Machiavélique en effet, il n'y a pas d'autre mot pour qualifier la façon dont l'auteur nous manipule. Albert, ce mystérieux criminel, tire les fils des différentes mises en scène qui accompagnent la découverte de chaque crime, ou l'intuition d'un autre. Comme l'équipe de policiers, qui sont pourtant des professionnels aguerris et efficaces, nous sommes soumis au rythme de l'enquête. Aux moments d'intense émotion et de stress succèdent des moments d'euphorie lorsque l'enquête fait un bon en avant. Mais souvent la déception et le découragement suivent lorsqu'il s'avère que tout est conforme aux plans prévus, que la manipulation a été efficace et qu'en fait Albert est le seul auteur de cette folle partition.
Les personnages sont à la fois attachants et complexes. Chacun dans son style, chacun des différents membres de l'équipe d'investigateurs a une vie, une façon différente de s'impliquer dans l'affaire. Les plus sympathiques ne sont pas forcément les plus irréprochables. Ils ne sont ni des surhommes ni des anges. Mais ils se doivent de se donner corps et âmes pour essayer de sauver ces fillettes. Leurs doutes et leurs angoisses sont bien retranscrits. Même si le roman s'attache particulièrement à Mila Vasquez, chacun acquiert rapidement profondeur et réalité. Certains s'avèrent de vrais salauds, d'autres se révèlent mériter bien plus de sympathie que celle qu'on leur a accordée. Rien n'est manichéen. Un gentil peut être détestable, un monstre attachant.
Aspect assez inhabituel, les relations entre les membres de l'équipe sont particulièrement développées. Les tensions entre Mila, pièce rapportée, et cette équipe qui a déjà son histoire, sont palpables. Les luttes de pouvoir au sein de leur hiérarchie policière, les aspects médiatiques et politiques de l'enquête viennent perturber et colorer l'enquête d'un réalisme supplémentaire.
Les faits relatés sont horribles. Les descriptions sont assez cliniques mais ne s'attardent jamais inutilement dans une morbide complaisance.

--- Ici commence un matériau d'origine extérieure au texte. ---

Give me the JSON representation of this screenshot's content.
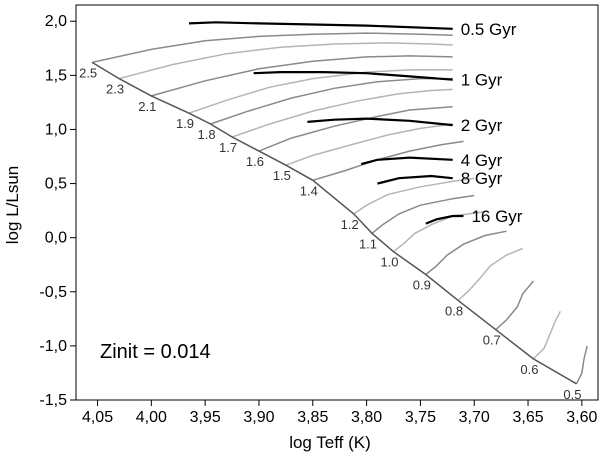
{
  "chart_data": {
    "type": "line",
    "xlabel": "log Teff (K)",
    "ylabel": "log L/Lsun",
    "xlim": [
      4.07,
      3.585
    ],
    "ylim": [
      -1.5,
      2.15
    ],
    "x_ticks": [
      "4,05",
      "4,00",
      "3,95",
      "3,90",
      "3,85",
      "3,80",
      "3,75",
      "3,70",
      "3,65",
      "3,60"
    ],
    "y_ticks": [
      "2,0",
      "1,5",
      "1,0",
      "0,5",
      "0,0",
      "-0,5",
      "-1,0",
      "-1,5"
    ],
    "annotation": "Zinit = 0.014",
    "isochrones": [
      {
        "name": "0.5 Gyr",
        "points": [
          [
            3.965,
            1.98
          ],
          [
            3.94,
            1.99
          ],
          [
            3.9,
            1.98
          ],
          [
            3.85,
            1.97
          ],
          [
            3.8,
            1.96
          ],
          [
            3.72,
            1.93
          ]
        ]
      },
      {
        "name": "1 Gyr",
        "points": [
          [
            3.905,
            1.52
          ],
          [
            3.88,
            1.53
          ],
          [
            3.84,
            1.53
          ],
          [
            3.8,
            1.52
          ],
          [
            3.76,
            1.49
          ],
          [
            3.72,
            1.46
          ]
        ]
      },
      {
        "name": "2 Gyr",
        "points": [
          [
            3.855,
            1.07
          ],
          [
            3.83,
            1.09
          ],
          [
            3.8,
            1.1
          ],
          [
            3.76,
            1.08
          ],
          [
            3.72,
            1.04
          ]
        ]
      },
      {
        "name": "4 Gyr",
        "points": [
          [
            3.805,
            0.68
          ],
          [
            3.79,
            0.72
          ],
          [
            3.76,
            0.74
          ],
          [
            3.72,
            0.72
          ]
        ]
      },
      {
        "name": "8 Gyr",
        "points": [
          [
            3.79,
            0.5
          ],
          [
            3.77,
            0.55
          ],
          [
            3.74,
            0.57
          ],
          [
            3.72,
            0.55
          ]
        ]
      },
      {
        "name": "16 Gyr",
        "points": [
          [
            3.745,
            0.13
          ],
          [
            3.735,
            0.17
          ],
          [
            3.72,
            0.2
          ],
          [
            3.71,
            0.2
          ]
        ]
      }
    ],
    "tracks": [
      {
        "mass": "2.5",
        "points": [
          [
            4.055,
            1.62
          ],
          [
            4.0,
            1.74
          ],
          [
            3.95,
            1.82
          ],
          [
            3.9,
            1.86
          ],
          [
            3.85,
            1.88
          ],
          [
            3.8,
            1.89
          ],
          [
            3.75,
            1.88
          ],
          [
            3.72,
            1.87
          ]
        ]
      },
      {
        "mass": "2.3",
        "points": [
          [
            4.03,
            1.47
          ],
          [
            3.98,
            1.6
          ],
          [
            3.93,
            1.7
          ],
          [
            3.88,
            1.76
          ],
          [
            3.83,
            1.79
          ],
          [
            3.78,
            1.8
          ],
          [
            3.74,
            1.79
          ],
          [
            3.72,
            1.78
          ]
        ]
      },
      {
        "mass": "2.1",
        "points": [
          [
            4.0,
            1.31
          ],
          [
            3.95,
            1.45
          ],
          [
            3.9,
            1.56
          ],
          [
            3.85,
            1.63
          ],
          [
            3.8,
            1.67
          ],
          [
            3.76,
            1.68
          ],
          [
            3.72,
            1.67
          ]
        ]
      },
      {
        "mass": "1.9",
        "points": [
          [
            3.965,
            1.15
          ],
          [
            3.93,
            1.27
          ],
          [
            3.89,
            1.39
          ],
          [
            3.85,
            1.47
          ],
          [
            3.8,
            1.53
          ],
          [
            3.76,
            1.55
          ],
          [
            3.72,
            1.55
          ]
        ]
      },
      {
        "mass": "1.8",
        "points": [
          [
            3.945,
            1.05
          ],
          [
            3.91,
            1.17
          ],
          [
            3.87,
            1.29
          ],
          [
            3.83,
            1.38
          ],
          [
            3.79,
            1.44
          ],
          [
            3.75,
            1.47
          ],
          [
            3.72,
            1.47
          ]
        ]
      },
      {
        "mass": "1.7",
        "points": [
          [
            3.925,
            0.93
          ],
          [
            3.89,
            1.05
          ],
          [
            3.85,
            1.17
          ],
          [
            3.81,
            1.26
          ],
          [
            3.77,
            1.33
          ],
          [
            3.74,
            1.36
          ],
          [
            3.72,
            1.37
          ]
        ]
      },
      {
        "mass": "1.6",
        "points": [
          [
            3.9,
            0.8
          ],
          [
            3.87,
            0.92
          ],
          [
            3.83,
            1.03
          ],
          [
            3.79,
            1.12
          ],
          [
            3.76,
            1.18
          ],
          [
            3.72,
            1.21
          ]
        ]
      },
      {
        "mass": "1.5",
        "points": [
          [
            3.875,
            0.67
          ],
          [
            3.85,
            0.76
          ],
          [
            3.81,
            0.87
          ],
          [
            3.78,
            0.95
          ],
          [
            3.75,
            1.01
          ],
          [
            3.72,
            1.05
          ]
        ]
      },
      {
        "mass": "1.4",
        "points": [
          [
            3.85,
            0.53
          ],
          [
            3.82,
            0.62
          ],
          [
            3.79,
            0.72
          ],
          [
            3.76,
            0.8
          ],
          [
            3.73,
            0.86
          ],
          [
            3.71,
            0.89
          ]
        ]
      },
      {
        "mass": "1.2",
        "points": [
          [
            3.812,
            0.22
          ],
          [
            3.8,
            0.3
          ],
          [
            3.78,
            0.4
          ],
          [
            3.75,
            0.47
          ],
          [
            3.72,
            0.52
          ],
          [
            3.7,
            0.55
          ]
        ]
      },
      {
        "mass": "1.1",
        "points": [
          [
            3.795,
            0.04
          ],
          [
            3.785,
            0.12
          ],
          [
            3.77,
            0.22
          ],
          [
            3.75,
            0.3
          ],
          [
            3.72,
            0.36
          ],
          [
            3.7,
            0.39
          ]
        ]
      },
      {
        "mass": "1.0",
        "points": [
          [
            3.775,
            -0.13
          ],
          [
            3.765,
            -0.05
          ],
          [
            3.755,
            0.04
          ],
          [
            3.74,
            0.12
          ],
          [
            3.72,
            0.2
          ],
          [
            3.69,
            0.24
          ]
        ]
      },
      {
        "mass": "0.9",
        "points": [
          [
            3.745,
            -0.34
          ],
          [
            3.735,
            -0.26
          ],
          [
            3.725,
            -0.16
          ],
          [
            3.71,
            -0.06
          ],
          [
            3.69,
            0.02
          ],
          [
            3.67,
            0.06
          ]
        ]
      },
      {
        "mass": "0.8",
        "points": [
          [
            3.715,
            -0.58
          ],
          [
            3.705,
            -0.49
          ],
          [
            3.695,
            -0.38
          ],
          [
            3.685,
            -0.26
          ],
          [
            3.67,
            -0.16
          ],
          [
            3.655,
            -0.1
          ]
        ]
      },
      {
        "mass": "0.7",
        "points": [
          [
            3.68,
            -0.85
          ],
          [
            3.67,
            -0.76
          ],
          [
            3.66,
            -0.64
          ],
          [
            3.655,
            -0.52
          ],
          [
            3.645,
            -0.4
          ]
        ]
      },
      {
        "mass": "0.6",
        "points": [
          [
            3.645,
            -1.12
          ],
          [
            3.635,
            -1.02
          ],
          [
            3.63,
            -0.9
          ],
          [
            3.625,
            -0.78
          ],
          [
            3.62,
            -0.68
          ]
        ]
      },
      {
        "mass": "0.5",
        "points": [
          [
            3.605,
            -1.35
          ],
          [
            3.6,
            -1.25
          ],
          [
            3.598,
            -1.12
          ],
          [
            3.595,
            -1.0
          ]
        ]
      }
    ],
    "zams": [
      [
        4.055,
        1.62
      ],
      [
        4.03,
        1.47
      ],
      [
        4.0,
        1.31
      ],
      [
        3.965,
        1.15
      ],
      [
        3.945,
        1.05
      ],
      [
        3.925,
        0.93
      ],
      [
        3.9,
        0.8
      ],
      [
        3.875,
        0.67
      ],
      [
        3.85,
        0.53
      ],
      [
        3.812,
        0.22
      ],
      [
        3.795,
        0.04
      ],
      [
        3.775,
        -0.13
      ],
      [
        3.745,
        -0.34
      ],
      [
        3.715,
        -0.58
      ],
      [
        3.68,
        -0.85
      ],
      [
        3.645,
        -1.12
      ],
      [
        3.605,
        -1.35
      ]
    ]
  }
}
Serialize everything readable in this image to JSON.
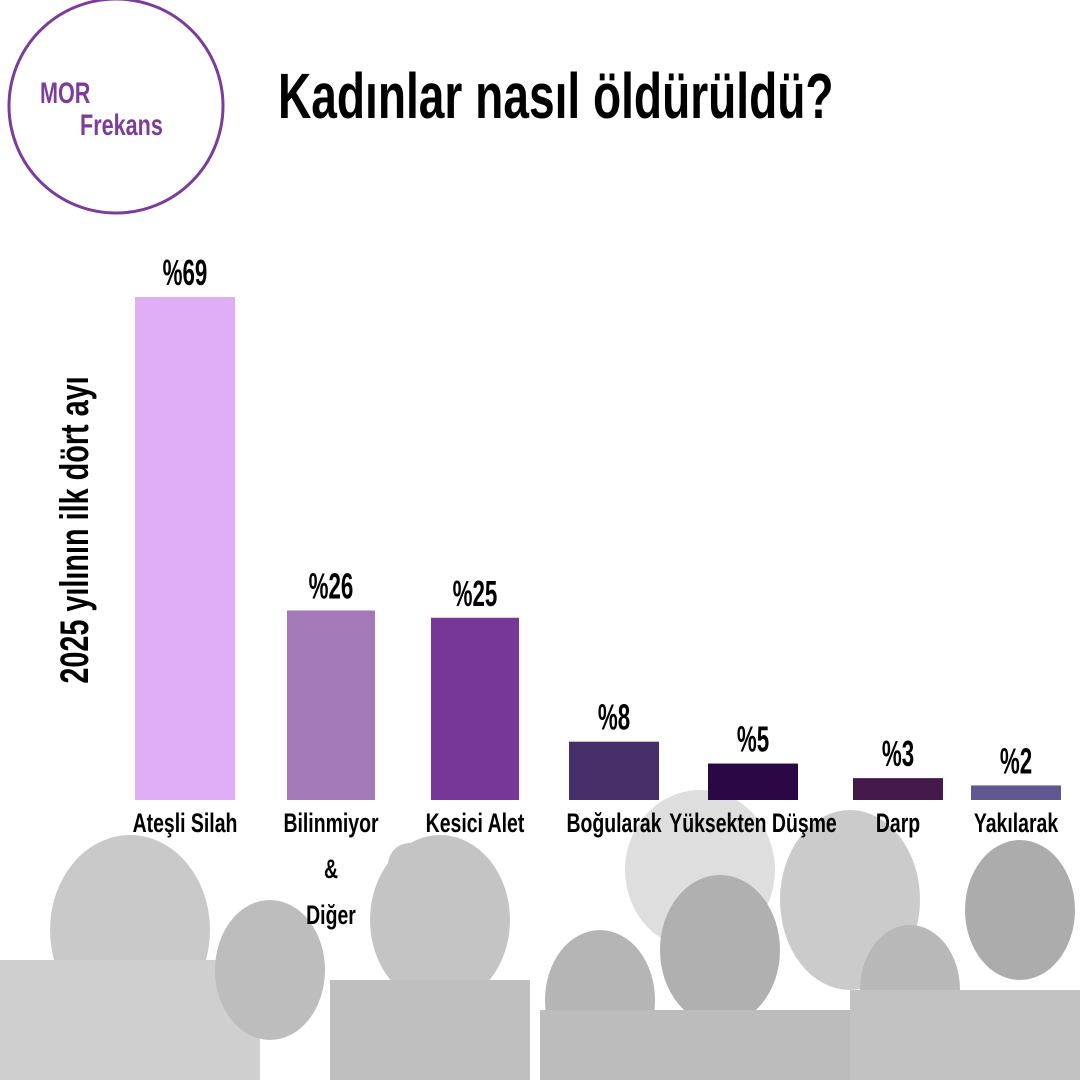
{
  "logo": {
    "line1": "MOR",
    "line2": "Frekans"
  },
  "chart_data": {
    "type": "bar",
    "title": "Kadınlar nasıl öldürüldü?",
    "y_label": "2025 yılının ilk dört ayı",
    "categories": [
      "Ateşli Silah",
      "Bilinmiyor\n&\nDiğer",
      "Kesici Alet",
      "Boğularak",
      "Yüksekten Düşme",
      "Darp",
      "Yakılarak"
    ],
    "values": [
      69,
      26,
      25,
      8,
      5,
      3,
      2
    ],
    "value_labels": [
      "%69",
      "%26",
      "%25",
      "%8",
      "%5",
      "%3",
      "%2"
    ],
    "colors": [
      "#dfaef5",
      "#a479b8",
      "#763797",
      "#47306a",
      "#2a0845",
      "#431a4a",
      "#625891"
    ]
  }
}
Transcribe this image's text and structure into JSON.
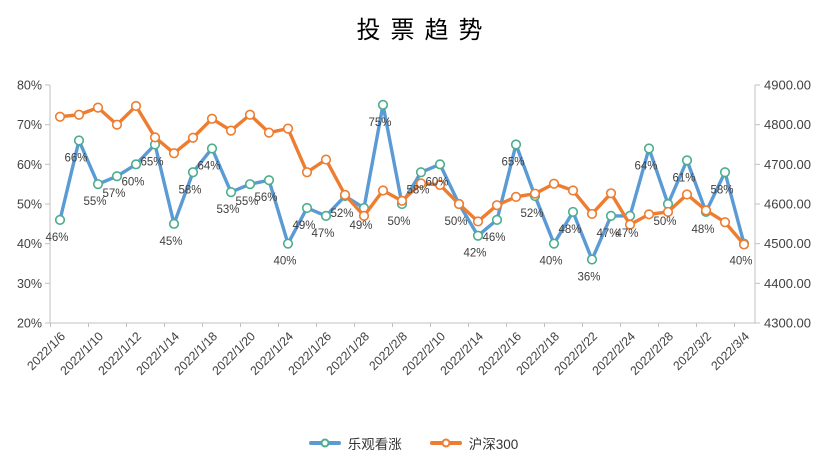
{
  "title": "投票趋势",
  "chart_data": {
    "type": "line",
    "title": "投票趋势",
    "point_count": 37,
    "x_tick_labels": [
      "2022/1/6",
      "2022/1/10",
      "2022/1/12",
      "2022/1/14",
      "2022/1/18",
      "2022/1/20",
      "2022/1/24",
      "2022/1/26",
      "2022/1/28",
      "2022/2/8",
      "2022/2/10",
      "2022/2/14",
      "2022/2/16",
      "2022/2/18",
      "2022/2/22",
      "2022/2/24",
      "2022/2/28",
      "2022/3/2",
      "2022/3/4"
    ],
    "x_tick_interval": 2,
    "left_axis": {
      "min": 20,
      "max": 80,
      "step": 10,
      "tick_labels": [
        "80%",
        "70%",
        "60%",
        "50%",
        "40%",
        "30%",
        "20%"
      ]
    },
    "right_axis": {
      "min": 4300,
      "max": 4900,
      "step": 100,
      "tick_labels": [
        "4900.00",
        "4800.00",
        "4700.00",
        "4600.00",
        "4500.00",
        "4400.00",
        "4300.00"
      ]
    },
    "series": [
      {
        "name": "乐观看涨",
        "axis": "left",
        "line_color": "#5B9BD5",
        "marker_outline": "#4CAE8C",
        "marker_fill": "#FFFFFF",
        "show_data_labels": true,
        "label_suffix": "%",
        "values": [
          46,
          66,
          55,
          57,
          60,
          65,
          45,
          58,
          64,
          53,
          55,
          56,
          40,
          49,
          47,
          52,
          49,
          75,
          50,
          58,
          60,
          50,
          42,
          46,
          65,
          52,
          40,
          48,
          36,
          47,
          47,
          64,
          50,
          61,
          48,
          58,
          40
        ]
      },
      {
        "name": "沪深300",
        "axis": "right",
        "line_color": "#ED7D31",
        "marker_outline": "#ED7D31",
        "marker_fill": "#FFFFFF",
        "show_data_labels": false,
        "values": [
          4820,
          4825,
          4843,
          4800,
          4847,
          4768,
          4728,
          4767,
          4815,
          4785,
          4825,
          4780,
          4790,
          4680,
          4712,
          4623,
          4570,
          4634,
          4608,
          4652,
          4648,
          4600,
          4556,
          4597,
          4618,
          4626,
          4651,
          4634,
          4575,
          4627,
          4548,
          4574,
          4580,
          4624,
          4584,
          4554,
          4498
        ]
      }
    ],
    "legend": {
      "position": "bottom",
      "items": [
        {
          "label": "乐观看涨",
          "color": "#5B9BD5",
          "marker_outline": "#4CAE8C"
        },
        {
          "label": "沪深300",
          "color": "#ED7D31",
          "marker_outline": "#ED7D31"
        }
      ]
    },
    "grid": false,
    "colors": {
      "axis_line": "#C0C0C0",
      "tick_text": "#404040",
      "data_label": "#404040",
      "background": "#FFFFFF"
    }
  }
}
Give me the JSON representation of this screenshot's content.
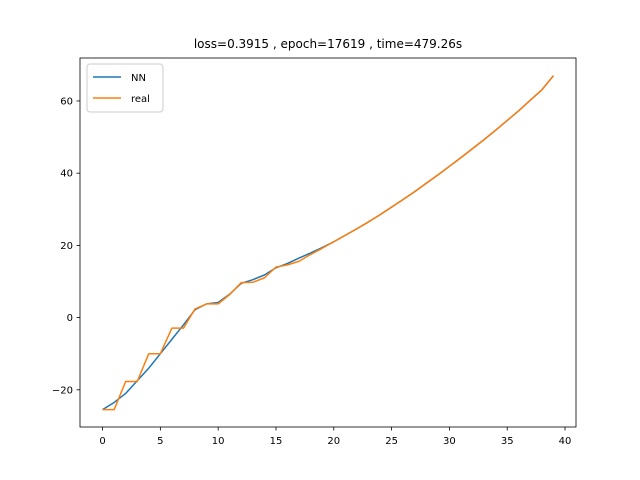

Les crimes sont affreux, mais leur caractère innommable est plus transcrit par les sentiments et les réactions des personnages que par un voyeurisme malsain. Cela aide beaucoup a supporter les passages difficiles. La psychologie occupe une grande place dans ce roman. La psychologie des policiers, celles des victimes et celle des bourreaux. Il s'agit toujours de psychologie de qualité, intelligente, respectueuse, pas de pseudos justifications hâtives. C'est une des armes de Albert, mais aussi une des défenses de Mila. Sans lieux communs, elle apporte une plus-value certaine aux personnages.
Le contexte est assez étonnant. Bien que très bien décrit et présent lorsque nécessaire, il est étrangement très peu localisé. Pas de noms de villes, de lieux, de monnaies qui pourraient situer de façon certaine l'action dans un lieu précis. Cela ajouté à un ensemble de références à notre monde quotidien fait qu'il y a très peu de distanciation. Même si certains surnoms sont à consonance anglo-saxonne, tout cela pourrait très bien se passer ici et maintenant. Sentir cette horreur et cette angoisse proches, peut-être au pas de notre porte, sans un océan pour nous en séparer ajoute un surplus d'implication et donne un impact beaucoup plus fort.
Les phrases sont assez courtes. Jamais elle ne s'enlisent dans des digressions inutiles lorsqu'elles déroulent le fils de l'histoire. Elles se font plus longues et plus construites lorsqu'elle rapportent les états d'âme et les introspections des protagonistes.
On se sent à la fois pris dans cette histoire et frustrés. Frustrés parce que l'on sent bien que l'on est manipulé. On s 'emballe et on se casse la gueule, selon la volonté d'Albert. On cherche, on espère et on désespère au fil des actes écrits par ce " Chuchoteur " et donc par l'auteur. Le rythme est tout particulièrement bien maîtrisé. On est frustré également parce que les éléments à notre disposition ne sont distillés que parcimonieusement. Les doutes, les soupçons, les désillusions se succèdent rapidement, ou à l'issue d'une longue attente, ballotté par un maître du jeu implacable.
Un plus : le titre italien, que je trouve parfaitement opportun : " Il Suggeritore ", que l'on pourrait traduire par "le suggestionneur", si le mot existait.
Conclusion.
Malgré ses presque 600 pages, j'ai été tenu en haleine tout le long de ce livre où tout est parfaitement maîtrisé. Ne le commencez pas un soir si vous devez lever tôt le lendemain, vous pourriez y passer la nuit.